2.Distilled Spirits Regulation Violation: Failure to Provide Required Security Per Local Government Special Use Permit / Zoning Requirements. The allegation was that the licensee did not have the required number of security guards on premises. The ABC agent stated, “When I arrived, the Licensee did not have the 6 required security guards.” There is no problem with that statement. But she went on to say, “What brought it to my attention was that there were teenagers outside drinking alcohol and the police had to be called.” The owner did not object. Any decent lawyer would object on grounds such as, (1) “Irrelevant. All that is at issue is the number of security guards, which the Licensee had on premises. Underage drinking outside is irrelevant to this issue.” (2) “Answer goes beyond the scope of the question asked (or in the case of a hearing where the ABC officer testifies without questions) goes beyond the scope of the charges at issue.” Since the owner failed to object, now on the permanent record of his case is a reference to underage drinking that most likely has absolutely nothing to do with his restaurant, and was probably just two teenagers who happened to pick a parking lot in a strip mall to drink.
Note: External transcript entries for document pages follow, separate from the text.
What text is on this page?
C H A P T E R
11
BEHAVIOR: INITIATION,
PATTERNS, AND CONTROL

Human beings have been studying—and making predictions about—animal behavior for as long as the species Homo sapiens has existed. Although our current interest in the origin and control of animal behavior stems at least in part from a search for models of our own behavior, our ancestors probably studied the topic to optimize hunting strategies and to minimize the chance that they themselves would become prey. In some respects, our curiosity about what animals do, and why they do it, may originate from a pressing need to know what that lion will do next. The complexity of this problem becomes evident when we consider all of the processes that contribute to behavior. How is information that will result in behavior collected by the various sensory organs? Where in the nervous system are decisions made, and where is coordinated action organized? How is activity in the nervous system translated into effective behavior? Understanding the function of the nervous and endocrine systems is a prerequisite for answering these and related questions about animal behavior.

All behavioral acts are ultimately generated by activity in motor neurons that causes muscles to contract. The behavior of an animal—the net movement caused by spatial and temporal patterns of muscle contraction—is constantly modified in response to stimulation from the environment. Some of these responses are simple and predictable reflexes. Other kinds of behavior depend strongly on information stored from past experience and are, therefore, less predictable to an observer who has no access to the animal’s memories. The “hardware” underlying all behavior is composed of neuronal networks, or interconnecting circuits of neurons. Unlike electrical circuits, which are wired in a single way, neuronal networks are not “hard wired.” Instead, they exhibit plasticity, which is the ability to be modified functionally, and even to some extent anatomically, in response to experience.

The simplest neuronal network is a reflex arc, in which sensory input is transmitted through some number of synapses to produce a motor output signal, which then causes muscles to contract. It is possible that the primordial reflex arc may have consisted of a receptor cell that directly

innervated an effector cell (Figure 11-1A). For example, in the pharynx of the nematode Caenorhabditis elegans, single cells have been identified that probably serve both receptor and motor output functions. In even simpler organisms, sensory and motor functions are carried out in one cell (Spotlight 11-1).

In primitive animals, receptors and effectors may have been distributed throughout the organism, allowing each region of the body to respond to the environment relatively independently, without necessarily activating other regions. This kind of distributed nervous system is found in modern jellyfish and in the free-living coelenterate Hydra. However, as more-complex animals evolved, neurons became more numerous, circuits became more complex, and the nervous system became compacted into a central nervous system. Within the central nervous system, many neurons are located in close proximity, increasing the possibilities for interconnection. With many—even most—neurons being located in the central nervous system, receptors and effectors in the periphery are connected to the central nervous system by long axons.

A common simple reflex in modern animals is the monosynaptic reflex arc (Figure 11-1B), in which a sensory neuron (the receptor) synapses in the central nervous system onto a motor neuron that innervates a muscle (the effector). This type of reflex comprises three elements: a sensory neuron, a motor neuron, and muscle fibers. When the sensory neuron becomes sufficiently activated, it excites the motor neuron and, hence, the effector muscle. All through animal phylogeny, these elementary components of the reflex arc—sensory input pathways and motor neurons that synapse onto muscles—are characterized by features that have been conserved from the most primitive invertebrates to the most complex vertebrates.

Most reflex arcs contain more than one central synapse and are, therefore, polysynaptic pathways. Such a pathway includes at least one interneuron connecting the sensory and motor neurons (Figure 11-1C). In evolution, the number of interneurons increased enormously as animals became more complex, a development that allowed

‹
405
3.Beer Wine and Distilled Spirits License: Failure to Have an ABC Manager on Duty Who Can Read and Speak English. The ABC agent testified that the ABC Manager did not speak English. There is nothing objectionable in this statement. But then the ABC Agents said, “I find it interesting that the Licensee did not have his manager here today to show us she can speak English. I’ll tell you why, because she can not speak English and he does not want you to know it.” Here are just a few of the objections a lawyer would make, (1) “Objection, speculation. Calls for conjecture of what is in the Licensee’s mind.” (2) “Objection, Argumentative. The Agent is here to testify about facts. Inferences derived from those facts are for the Hearing Officer to decide.”
We could go on and on, but we think you get the point.
Put it this way. No good restaurant owner would let us take over the business for a weekend. It would be out of business in a short time because we do not know how to order the right amount of food or alcohol, don’t know the proper staffing levels to provide good service without overspending on labor costs, don’t now about health code requirements, nor do we know how to cook if the cook does not make it into work. Likewise, no good lawyer would let a restaurant owner try his case.
Let’s face it. The stakes are high. How much money does a restaurant lose if it’s license is suspended for a day, a week or a month? The loss in revenue and damage to the restaurant’s reputation makes the expense on a lawyer very small.